With the help of a team of experts devoted to making her weight-loss dreams a reality, Gettinger will embark on a journey to lose weight, get healthy and battle the discrimination that she faced growing up and even today.

And by sharing her positive and negative personal experiences and allowing viewers to come along on her weight-loss journey, Gettinger hopes to help others realize that they are not alone and inspire them to take the first bold steps toward a healthier and happier future.

"Sometimes I do think, 'Is this it? Am I meant to be overweight?' This is what I want to find out," she says.

Backing the show will likely be health experts who say development and delivery of interventions that promote weight loss and increased physical activity among persons at high risk for diabetes are needed to reduce diabetes incidence.

The one-hour series premiere of "Ruby" Sunday night comes less than two weeks after the government announced that the rate of new diabetes cases nearly doubled in the United States in the past 10 years.

According to the first state-by-state review of new diagnoses, the highest rates were in the South, where Gettinger is from.
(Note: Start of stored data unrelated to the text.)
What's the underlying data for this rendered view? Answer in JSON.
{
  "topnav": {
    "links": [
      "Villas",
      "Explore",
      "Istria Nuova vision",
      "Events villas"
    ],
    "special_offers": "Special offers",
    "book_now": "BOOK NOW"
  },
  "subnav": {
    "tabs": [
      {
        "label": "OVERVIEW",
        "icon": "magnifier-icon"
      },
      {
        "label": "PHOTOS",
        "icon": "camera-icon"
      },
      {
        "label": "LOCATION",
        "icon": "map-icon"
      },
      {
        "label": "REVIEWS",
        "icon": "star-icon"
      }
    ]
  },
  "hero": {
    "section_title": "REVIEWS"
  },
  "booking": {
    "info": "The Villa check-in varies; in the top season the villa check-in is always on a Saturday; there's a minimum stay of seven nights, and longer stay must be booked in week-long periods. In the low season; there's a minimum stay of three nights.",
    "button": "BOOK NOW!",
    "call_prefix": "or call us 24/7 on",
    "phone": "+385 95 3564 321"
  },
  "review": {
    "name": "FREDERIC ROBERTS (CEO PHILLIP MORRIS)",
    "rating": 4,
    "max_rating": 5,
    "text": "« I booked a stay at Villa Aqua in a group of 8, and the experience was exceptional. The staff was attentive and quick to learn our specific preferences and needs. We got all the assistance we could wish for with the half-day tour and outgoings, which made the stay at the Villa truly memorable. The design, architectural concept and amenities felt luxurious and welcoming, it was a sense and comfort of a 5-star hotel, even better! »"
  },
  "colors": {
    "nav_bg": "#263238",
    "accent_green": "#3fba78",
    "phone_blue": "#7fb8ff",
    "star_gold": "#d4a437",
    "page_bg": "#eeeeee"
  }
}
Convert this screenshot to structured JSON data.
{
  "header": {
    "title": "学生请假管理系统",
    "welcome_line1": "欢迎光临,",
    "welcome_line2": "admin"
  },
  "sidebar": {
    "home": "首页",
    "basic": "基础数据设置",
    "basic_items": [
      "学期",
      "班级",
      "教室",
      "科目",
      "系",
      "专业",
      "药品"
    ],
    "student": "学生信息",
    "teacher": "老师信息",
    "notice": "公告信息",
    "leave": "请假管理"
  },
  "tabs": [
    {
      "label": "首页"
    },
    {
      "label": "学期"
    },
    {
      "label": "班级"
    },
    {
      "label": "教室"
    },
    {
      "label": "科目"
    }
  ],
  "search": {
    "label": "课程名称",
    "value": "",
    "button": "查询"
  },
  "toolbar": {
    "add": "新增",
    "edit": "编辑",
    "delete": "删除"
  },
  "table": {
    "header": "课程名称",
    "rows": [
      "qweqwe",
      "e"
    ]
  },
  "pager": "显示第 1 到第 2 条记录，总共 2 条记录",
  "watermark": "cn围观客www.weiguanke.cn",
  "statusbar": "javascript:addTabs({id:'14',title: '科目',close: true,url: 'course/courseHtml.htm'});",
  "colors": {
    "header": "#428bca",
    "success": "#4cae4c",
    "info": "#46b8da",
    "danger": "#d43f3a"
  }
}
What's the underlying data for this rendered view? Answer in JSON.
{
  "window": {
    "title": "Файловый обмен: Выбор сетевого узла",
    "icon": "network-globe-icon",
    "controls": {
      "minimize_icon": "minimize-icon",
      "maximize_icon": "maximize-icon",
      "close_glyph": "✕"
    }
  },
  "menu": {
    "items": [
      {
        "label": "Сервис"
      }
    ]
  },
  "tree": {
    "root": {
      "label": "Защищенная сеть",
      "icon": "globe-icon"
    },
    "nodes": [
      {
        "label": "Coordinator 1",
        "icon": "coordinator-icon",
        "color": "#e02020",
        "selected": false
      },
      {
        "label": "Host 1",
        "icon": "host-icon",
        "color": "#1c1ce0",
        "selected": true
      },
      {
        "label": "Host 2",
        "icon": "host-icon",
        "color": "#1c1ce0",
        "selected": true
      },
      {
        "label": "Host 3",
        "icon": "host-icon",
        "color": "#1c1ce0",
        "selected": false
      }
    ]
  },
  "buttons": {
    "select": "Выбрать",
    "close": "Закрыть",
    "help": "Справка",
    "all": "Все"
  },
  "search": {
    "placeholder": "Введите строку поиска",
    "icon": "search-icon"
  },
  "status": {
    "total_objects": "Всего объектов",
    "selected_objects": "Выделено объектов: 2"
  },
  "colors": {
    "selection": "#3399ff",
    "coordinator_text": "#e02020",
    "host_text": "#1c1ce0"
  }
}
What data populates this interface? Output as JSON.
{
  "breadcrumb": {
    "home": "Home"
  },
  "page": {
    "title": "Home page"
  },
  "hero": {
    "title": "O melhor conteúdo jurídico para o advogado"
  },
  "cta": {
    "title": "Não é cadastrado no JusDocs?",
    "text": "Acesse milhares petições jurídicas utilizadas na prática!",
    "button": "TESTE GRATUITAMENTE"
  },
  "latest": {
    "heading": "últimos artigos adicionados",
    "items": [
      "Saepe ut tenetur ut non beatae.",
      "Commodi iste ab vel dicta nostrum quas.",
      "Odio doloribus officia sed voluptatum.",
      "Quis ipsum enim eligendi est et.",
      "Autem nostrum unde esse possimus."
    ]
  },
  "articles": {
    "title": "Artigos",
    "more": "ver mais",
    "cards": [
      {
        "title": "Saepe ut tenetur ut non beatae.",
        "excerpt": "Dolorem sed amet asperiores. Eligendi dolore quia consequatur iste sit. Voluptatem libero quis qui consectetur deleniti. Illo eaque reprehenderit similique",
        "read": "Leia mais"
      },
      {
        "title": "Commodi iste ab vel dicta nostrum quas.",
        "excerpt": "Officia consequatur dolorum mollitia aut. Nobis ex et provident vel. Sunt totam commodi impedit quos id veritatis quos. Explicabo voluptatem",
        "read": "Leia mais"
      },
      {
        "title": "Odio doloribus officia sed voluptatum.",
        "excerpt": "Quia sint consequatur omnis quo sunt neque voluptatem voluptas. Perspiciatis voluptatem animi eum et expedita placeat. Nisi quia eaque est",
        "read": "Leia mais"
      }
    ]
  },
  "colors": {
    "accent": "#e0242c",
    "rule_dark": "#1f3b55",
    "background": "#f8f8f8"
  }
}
Furthermore, roughly 90 percent of cases are Type 2 diabetes, the form linked to obesity.

"It isn't surprising the problem is heaviest in the South — no pun intended," commented Matt Petersen, who oversees data and statistics for the American Diabetes Association.

According to The Associated Press, the findings released on Oct. 30 dovetail with trends seen in obesity and lack of exercise — two health measures where Southern states also rank at the bottom.

To coincide with the premiere of "Ruby," The Style Network, which will be exclusively airing the series every Sunday night at 8 p.m. ET/PT, will launch a robust and informative Web microsite,, devoted to Gettinger's weight-loss journey. It will feature additional show information and highlights, blogs and video blogs, and behind-the-scenes interviews with Gettinger. Visitors will also be able to communicate directly with Gettinger using message board postings, as well as access expert advice nutrition, exercise and overall wellness through other user-friendly interfaces.